So the Limited Taylor expansion of $\arctan(x)$ around $1$ to the second order is given by: $$ \arctan(x)=\frac{\pi}{4}+\frac{(x-1)}{2}-\frac{(x-1)^2}{4}+o((x-1)^2)$$ Hence, $$ \arctan(x)-\frac{\pi}{4}-\frac{(x-1)}{2}=-\frac{(x-1)^2}{4}+o((x-1)^2)$$ We can write: $$o((x-1)^2)=\frac{(x-1)^2}{2}\varepsilon(x-1),\quad\varepsilon(x-1)\xrightarrow{x\rightarrow 1}{0} $$

Then we have,\begin{align} \arctan(x)-\frac{\pi}{4}-\frac{(x-1)}{2}&=-\frac{(x-1)^2}{4}+\frac{(x-1)^2}{2}\varepsilon(x-1)\\ &=\frac{(x-1)^2}{2}\bigg(-\frac{1}{2}+\varepsilon(x-1)\bigg)\end{align} So when $x$ is too close to $1$ we have that $$-1<\bigg(-\frac{1}{2}+\varepsilon(x-1)\bigg)<0$$ So, \begin{align} \left|\arctan (x)-\frac{π}{4}-\frac{(x-1)}{2}\right|&=\left| \frac{(x-1)^2}{2}\bigg(-\frac{1}{2}+\varepsilon(x-1)\bigg)\right|\\ &= \frac{(x-1)^2}{2}\bigg(\frac{1}{2}-\varepsilon(x-1)\bigg)\\ &\leq \frac{(x-1)^2}{2}\tag{$\star$}\end{align}

And since for $x\geq1$, the second derivative of $f(x)=\left|\arctan (x)-\frac{π}{4}-\frac{(x-1)}{2}\right|$ is the opposite of that of $\arctan(x)$ so $f(x)$ is convex over $[1,+\infty[$. Furthermore, the second derivative of $g(x)=\frac{(x-1)^2}{2}$ is $1$ so $g(c)$ is also convex over $[1,+\infty[$.

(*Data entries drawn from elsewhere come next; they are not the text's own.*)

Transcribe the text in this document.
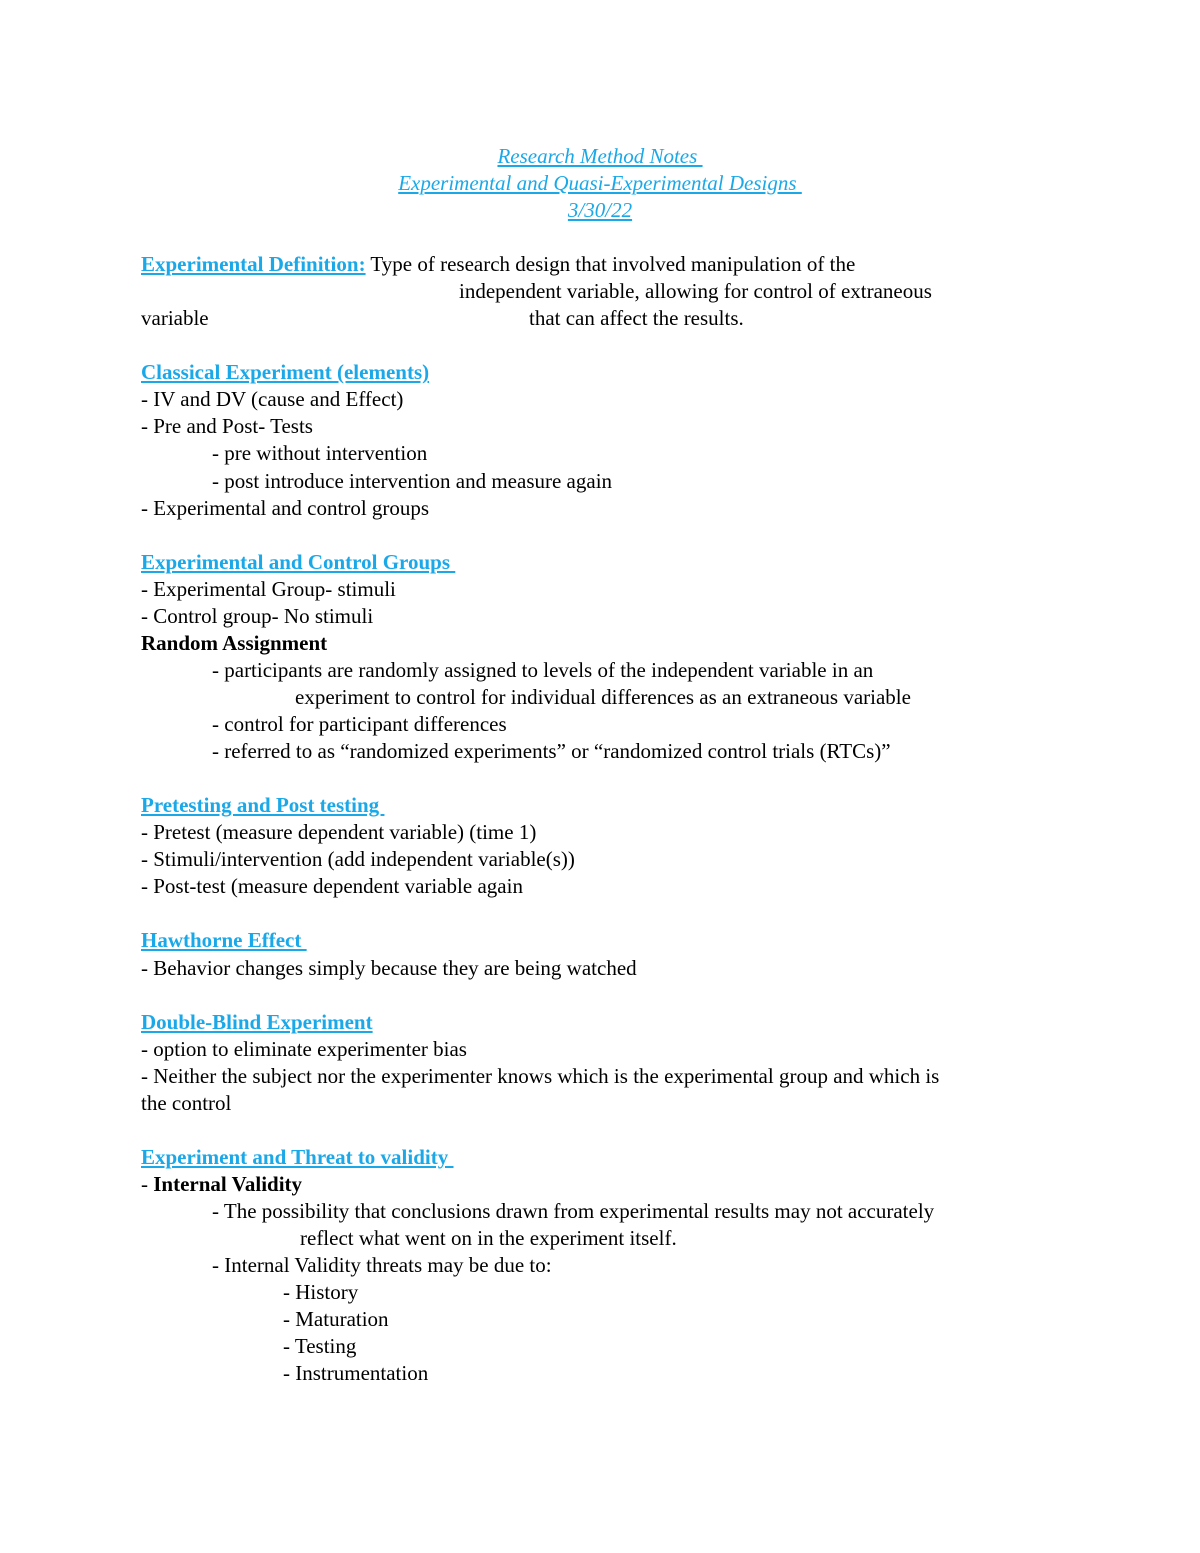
Research Method Notes
Experimental and Quasi-Experimental Designs
3/30/22
Experimental Definition: Type of research design that involved manipulation of the
independent variable, allowing for control of extraneous
variable	that can affect the results.
Classical Experiment (elements)
- IV and DV (cause and Effect)
- Pre and Post- Tests
- pre without intervention
- post introduce intervention and measure again
- Experimental and control groups
Experimental and Control Groups
- Experimental Group- stimuli
- Control group- No stimuli
Random Assignment
- participants are randomly assigned to levels of the independent variable in an
experiment to control for individual differences as an extraneous variable
- control for participant differences
- referred to as “randomized experiments” or “randomized control trials (RTCs)”
Pretesting and Post testing
- Pretest (measure dependent variable) (time 1)
- Stimuli/intervention (add independent variable(s))
- Post-test (measure dependent variable again
Hawthorne Effect
- Behavior changes simply because they are being watched
Double-Blind Experiment
- option to eliminate experimenter bias
- Neither the subject nor the experimenter knows which is the experimental group and which is
the control
Experiment and Threat to validity
- Internal Validity
- The possibility that conclusions drawn from experimental results may not accurately
reflect what went on in the experiment itself.
- Internal Validity threats may be due to:
- History
- Maturation
- Testing
- Instrumentation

The first derivatives of $f$ and $g$, over $[1,+\infty[$, are: $$ f'(x)=\frac{1}{2}-\frac{1}{1+x^2},\quad\quad g'(x)=x-1$$ We clearly have $$ g'(x)>f'(x),\quad\forall x\geq1$$ And since $g(1)=f(1)=0$ then the result $(\star)$ holds true over $[1,+\infty[$.

Answer 2

We have that for $x\ge 1$

$$\arctan x-\frac{π}{4}-\frac{(x-1)}{2}\le 0 \implies \left|\arctan x-\frac{π}{4}-\frac{(x-1)}{2}\right| =\frac{π}{4}+\frac{(x-1)}{2}-\arctan x$$

then consider

$$f(x)=\frac{(x-1)^2}{2}+\arctan x-\frac{π}{4}-\frac{(x-1)}{2}\implies f'(x)=\frac1{x^2+1}+x-\frac32\ge 0$$

and since $f(1)=0$ we have that $f(x)\ge 0$ and the inequality is proved.

Answer 3

Hint: For each $x >1,$ Taylor gives

$$\arctan (x)=\frac{\pi}{4}+\frac{(x-1)}{2} + \frac{\arctan'' (c_x)}{2}(x-1)^2,$$

where $1<c_x<x.$ Thus all you need to show is that $|\arctan'' (c)|\le 1$ for all $c\ge 1.$

Answer 4

It is convenient to let $x=u+1$ and rewrite the inequality to be proved as a pair of inequalities:

$${u\over2}-{u^2\over2}\le\arctan(u+1)-\arctan1\le{u\over2}+{u^2\over2}$$

for $u\ge0$. Now

$$\arctan(u+1)-\arctan1=\int_1^{u+1}{dt\over1+t^2}=\int_0^u{dt\over1+(1+t)^2}=\int_0^u{dt\over2+2t+t^2}$$

while

$${u\over2}-{u^2\over2}=\int_0^u{1-2t\over2} dt\qquad\text{and}\qquad{u\over2}+{u^2\over2}=\int_0^u{1+2t\over2}dt$$

It suffices, therefore, to show that, for $t\ge0$, we have

$${1-2t\over2}\le{1\over2+2t+t^2}\le{1+2t\over2}$$

The first inequality follows from $(1-2t)(2+2t+t^2)=2-2t-3t^2\le2$; the second inequality is even easier:

$${1\over2+2t+t^2}\le{1\over2}\le{1+2t\over2}$$